GR L 14925; (April, 1960) (Digest)
G.R. No. L-14925; April 30, 1960
MARTA VDA. DE LA CRUZ, petitioner, vs. HON. JUDGE GENARO TAN TORRES, Judge of the Court of First Instance of Nueva Ecija, and ROSALINDA Z. TIONGCO, respondents.
FACTS
Respondent Rosalinda Z. Tiongco filed a complaint (Civil Case No. 3016) in the Court of First Instance of Nueva Ecija, alleging she is the owner and in actual possession of Lot No. 1856, Sta. Rosa Cadastre, with improvements and a palay crop ready for harvest. She claimed that on October 19, 1958, petitioner Marta Vda. de la Cruz, with her children and armed men, entered the lot, destroyed barbed wire fences and a tenant’s house, and threatened to return to harvest the palay by force and intimidation. Tiongco sought a writ of preliminary injunction to prevent further entry and molestation, along with damages and attorney’s fees. After hearings, the lower court issued the writ on November 5, 1958, based partly on a written manifestation from petitioner’s counsel agreeing to the writ provided a counterbond could be filed to preserve possession and the palay. The court ordered the writ issued but stated petitioner could later petition to lift it by filing a counterbond. Petitioner moved to dissolve the writ, which was denied, leading to this petition for certiorari and mandamus.
ISSUE
Whether the lower court committed grave abuse of discretion in issuing the writ of preliminary injunction.
RULING
The Supreme Court dismissed the petition, finding no merit in petitioner’s contentions.
1. Injunction as a Provisional Remedy: The Court held that a preliminary injunction is a provisional remedy ancillary to a principal case and can properly be issued in an action where the main relief sought is injunction itself, as authorized under Rule 60, Section 3(a) of the Rules of Court.

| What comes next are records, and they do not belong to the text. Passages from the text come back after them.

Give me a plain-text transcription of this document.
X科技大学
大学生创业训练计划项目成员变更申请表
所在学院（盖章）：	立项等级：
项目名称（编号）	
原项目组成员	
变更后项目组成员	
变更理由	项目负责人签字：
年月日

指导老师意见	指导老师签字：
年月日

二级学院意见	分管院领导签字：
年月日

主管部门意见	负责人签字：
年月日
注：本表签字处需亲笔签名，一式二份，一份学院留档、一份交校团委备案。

2. Sufficiency of Allegations: The allegations of ownership, peaceful possession, and threatened acts of dispossession and destruction by the petitioner were deemed sufficient to warrant the writ, and no abuse of discretion by the lower court was found.

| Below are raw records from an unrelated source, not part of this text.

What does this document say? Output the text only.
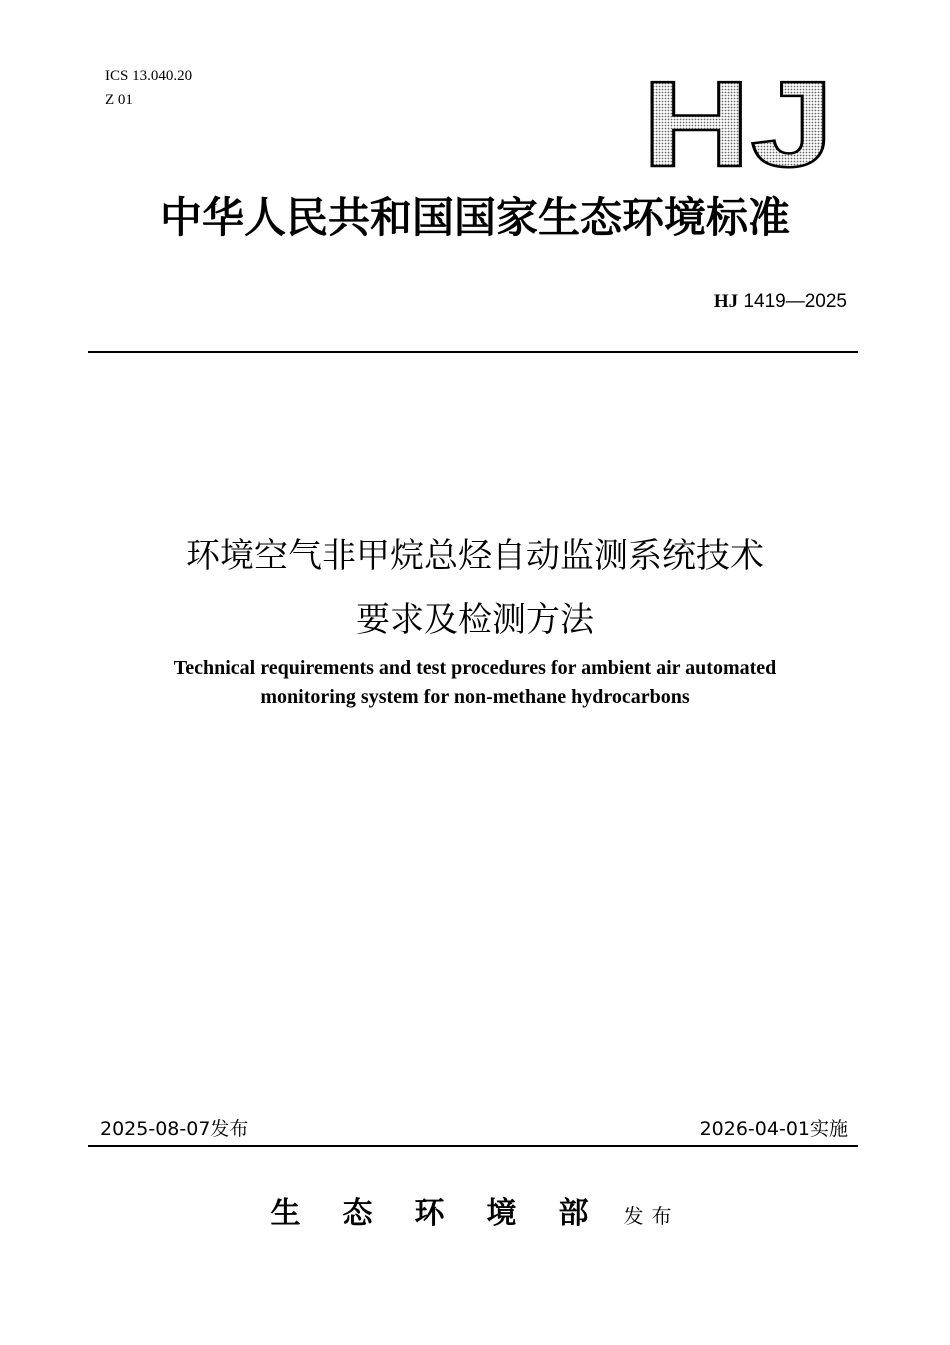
ICS 13.040.20
Z 01	HJ
中华人民共和国国家生态环境标准
HJ 1419—2025
环境空气非甲烷总烃自动监测系统技术
要求及检测方法
Technical requirements and test procedures for ambient air automated
monitoring system for non-methane hydrocarbons
2025-08-07发布	2026-04-01实施
生态环境部 发布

3. Service of Plaintiff’s Bond: The Court ruled that failure to serve a copy of the plaintiff’s bond was a formal defect that could be cured by subsequent notice or knowledge, and it could be considered waived when the defendant seeks to file a counterbond, as in this case.
4. Effect of Offering a Counterbond: The mere offer to file a counterbond is not sufficient to dissolve a writ of preliminary injunction. The lower court retains discretion to grant or dissolve the writ based on valid grounds, such as the insufficiency of the complaint or whether the continuance of the writ would cause great damage to the defendant compensable to the plaintiff. A threatened destruction of property cannot be countenanced simply because the offending party is willing to pay damages.
The Court noted that the petition should have been filed with the Court of Appeals but decided it on its merits to save time. Costs were imposed on the petitioner.